Suara semilir angin kini bercampur dengan sebuah isakan. Semakin lama, suara itu semakin keras dan melegakan. Aku pun membiarkan anak itu dan beranjak untuk memetik beberapa bunga daisy di depan sana. Lagipula, aku tak penasaran sedikit pun dan tidak ingin mencampuri urusan dia dan juga keluarganya. Aku hanya memberikan sedikit bantuan saja karena aku juga memiliki seorang putra.
Melihat Beomgyu yang senantiasa tersenyum, sebenarnya membuatku sedikit khawatir; apakah ia sedang memiliki masalah atau tidak. Tapi, aku mencoba untuk meyakinkan diri bahwa putraku adalah anak yang kuat dan dapat menyelesaikan urusannya sendiri. Hal-hal seperti itulah yang justru membuat Beomgyu tumbuh dewasa tanpa menyusahkan orang lain tak terkecuali orang tuanya sendiri.

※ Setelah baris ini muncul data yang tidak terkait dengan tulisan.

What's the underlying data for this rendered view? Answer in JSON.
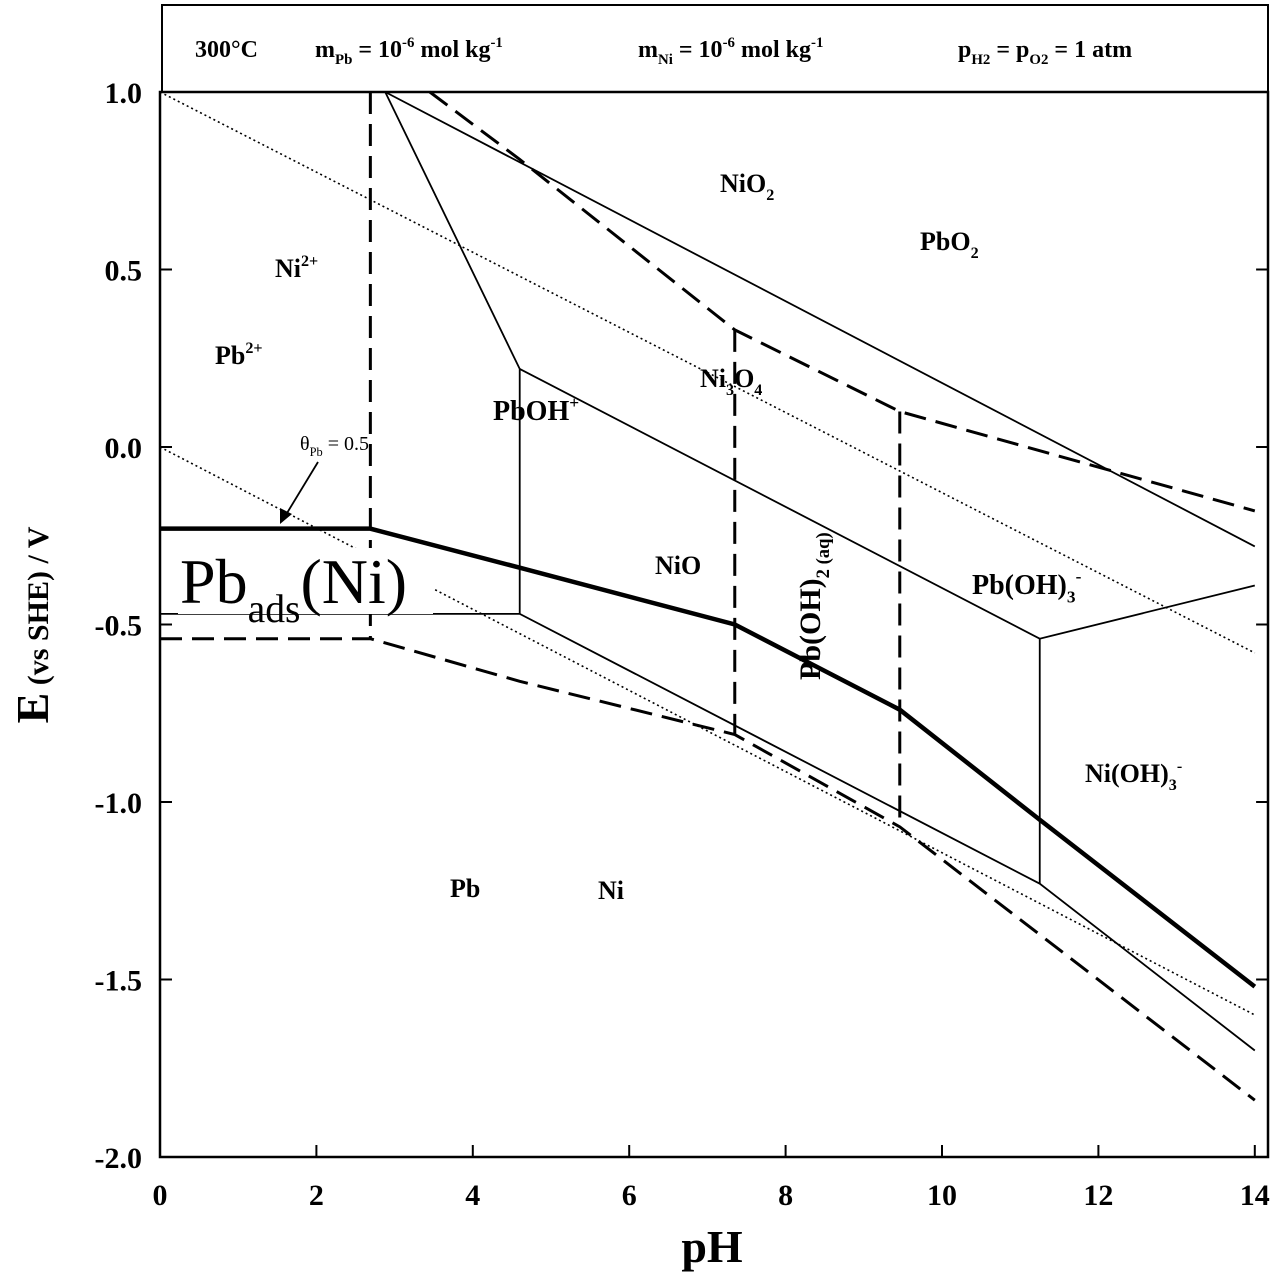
{
  "chart_data": {
    "type": "line",
    "header": [
      {
        "parts": [
          {
            "t": "300°C"
          }
        ]
      },
      {
        "parts": [
          {
            "t": "m"
          },
          {
            "sub": "Pb"
          },
          {
            "t": " = 10"
          },
          {
            "sup": "-6"
          },
          {
            "t": " mol kg"
          },
          {
            "sup": "-1"
          }
        ]
      },
      {
        "parts": [
          {
            "t": "m"
          },
          {
            "sub": "Ni"
          },
          {
            "t": " = 10"
          },
          {
            "sup": "-6"
          },
          {
            "t": " mol kg"
          },
          {
            "sup": "-1"
          }
        ]
      },
      {
        "parts": [
          {
            "t": "p"
          },
          {
            "sub": "H2"
          },
          {
            "t": " = p"
          },
          {
            "sub": "O2"
          },
          {
            "t": " = 1 atm"
          }
        ]
      }
    ],
    "xlabel": "pH",
    "ylabel": {
      "parts": [
        {
          "t": "E"
        },
        {
          "t": " (vs SHE) / V"
        }
      ]
    },
    "xlim": [
      0,
      14.17
    ],
    "ylim": [
      -2,
      1
    ],
    "xticks": [
      0,
      2,
      4,
      6,
      8,
      10,
      12,
      14
    ],
    "yticks": [
      {
        "value": 1,
        "label": "1.0"
      },
      0.5,
      {
        "value": 0,
        "label": "0.0"
      },
      -0.5,
      {
        "value": -1,
        "label": "-1.0"
      },
      -1.5,
      {
        "value": -2,
        "label": "-2.0"
      }
    ],
    "color": "#000000",
    "series": [
      {
        "style": "thick",
        "x": [
          0,
          2.69,
          4.6,
          7.35,
          9.46,
          11.25,
          14
        ],
        "y": [
          -0.23,
          -0.23,
          -0.34,
          -0.5,
          -0.74,
          -1.05,
          -1.52
        ]
      },
      {
        "style": "dashed",
        "x": [
          0,
          2.69,
          4.6,
          7.35,
          9.46,
          14
        ],
        "y": [
          -0.54,
          -0.54,
          -0.66,
          -0.81,
          -1.07,
          -1.84
        ]
      },
      {
        "style": "dashed",
        "x": [
          3.45,
          4.6,
          7.35,
          9.46,
          14
        ],
        "y": [
          1.0,
          0.81,
          0.33,
          0.1,
          -0.18
        ]
      },
      {
        "style": "dashed",
        "x": [
          2.69,
          2.69
        ],
        "y": [
          1.0,
          -0.54
        ]
      },
      {
        "style": "dashed",
        "x": [
          7.35,
          7.35
        ],
        "y": [
          0.33,
          -0.81
        ]
      },
      {
        "style": "dashed",
        "x": [
          9.46,
          9.46
        ],
        "y": [
          0.1,
          -1.07
        ]
      },
      {
        "style": "solid",
        "x": [
          2.88,
          14
        ],
        "y": [
          1.0,
          -0.28
        ]
      },
      {
        "style": "solid",
        "x": [
          2.88,
          4.6,
          4.6
        ],
        "y": [
          1.0,
          0.22,
          -0.47
        ]
      },
      {
        "style": "solid",
        "x": [
          4.6,
          11.25,
          14
        ],
        "y": [
          0.22,
          -0.54,
          -0.39
        ]
      },
      {
        "style": "solid",
        "x": [
          11.25,
          11.25
        ],
        "y": [
          -0.54,
          -1.23
        ]
      },
      {
        "style": "solid",
        "x": [
          0,
          4.6,
          11.25,
          14
        ],
        "y": [
          -0.47,
          -0.47,
          -1.23,
          -1.7
        ]
      },
      {
        "style": "dotted",
        "x": [
          0,
          14
        ],
        "y": [
          1.0,
          -0.58
        ]
      },
      {
        "style": "dotted",
        "x": [
          0,
          14
        ],
        "y": [
          0,
          -1.6
        ]
      }
    ],
    "annotations": [
      {
        "parts": [
          {
            "t": "NiO"
          },
          {
            "sub": "2"
          }
        ]
      },
      {
        "parts": [
          {
            "t": "PbO"
          },
          {
            "sub": "2"
          }
        ]
      },
      {
        "parts": [
          {
            "t": "Ni"
          },
          {
            "sup": "2+"
          }
        ]
      },
      {
        "parts": [
          {
            "t": "Pb"
          },
          {
            "sup": "2+"
          }
        ]
      },
      {
        "parts": [
          {
            "t": "Ni"
          },
          {
            "sub": "3"
          },
          {
            "t": "O"
          },
          {
            "sub": "4"
          }
        ]
      },
      {
        "parts": [
          {
            "t": "PbOH"
          },
          {
            "sup": "+"
          }
        ]
      },
      {
        "parts": [
          {
            "t": "NiO"
          }
        ]
      },
      {
        "parts": [
          {
            "t": "Pb(OH)"
          },
          {
            "sub": "2 (aq)"
          }
        ]
      },
      {
        "parts": [
          {
            "t": "Pb(OH)"
          },
          {
            "sub": "3"
          },
          {
            "sup": "-"
          }
        ]
      },
      {
        "parts": [
          {
            "t": "Ni(OH)"
          },
          {
            "sub": "3"
          },
          {
            "sup": "-"
          }
        ]
      },
      {
        "parts": [
          {
            "t": "Pb"
          }
        ]
      },
      {
        "parts": [
          {
            "t": "Ni"
          }
        ]
      },
      {
        "parts": [
          {
            "t": "θ"
          },
          {
            "sub": "Pb"
          },
          {
            "t": " = 0.5"
          }
        ]
      },
      {
        "parts": [
          {
            "t": "Pb"
          },
          {
            "sub": "ads"
          },
          {
            "t": "(Ni)"
          }
        ]
      }
    ]
  }
}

Langit kian menggelap dan lampu-lampu berwarna kemuning mulai bekerja sesuai fungsinya satu per satu. Menyirami hamparan jalan dengan cahaya remang khas nuansa malam. Aku tak menyangka jika malam akan datang lebih cepat dari biasanya. Mungkin karena aku terlalu lama duduk di sana. Jadi, lebih baik bergegas karena aku harus menyiapkan makan malam untuk anak-anakku.
Di tengah perjalanan, entah mendapat dorongan dari mana, aku memalingkan wajah ke belakang. Memastikan keberadaan pemuda tadi yang ternyata masih ada di tempat. Diam-diam, aku menghela samar. Sedikit merasa lega karena siapa tahu, anak itu tetap kukuh dengan keinginannya untuk meregang nyawa. Bagaimanapun, ia masih memiliki masa depan yang panjang. Aku hanya berharap dia tidak semenyesal diriku.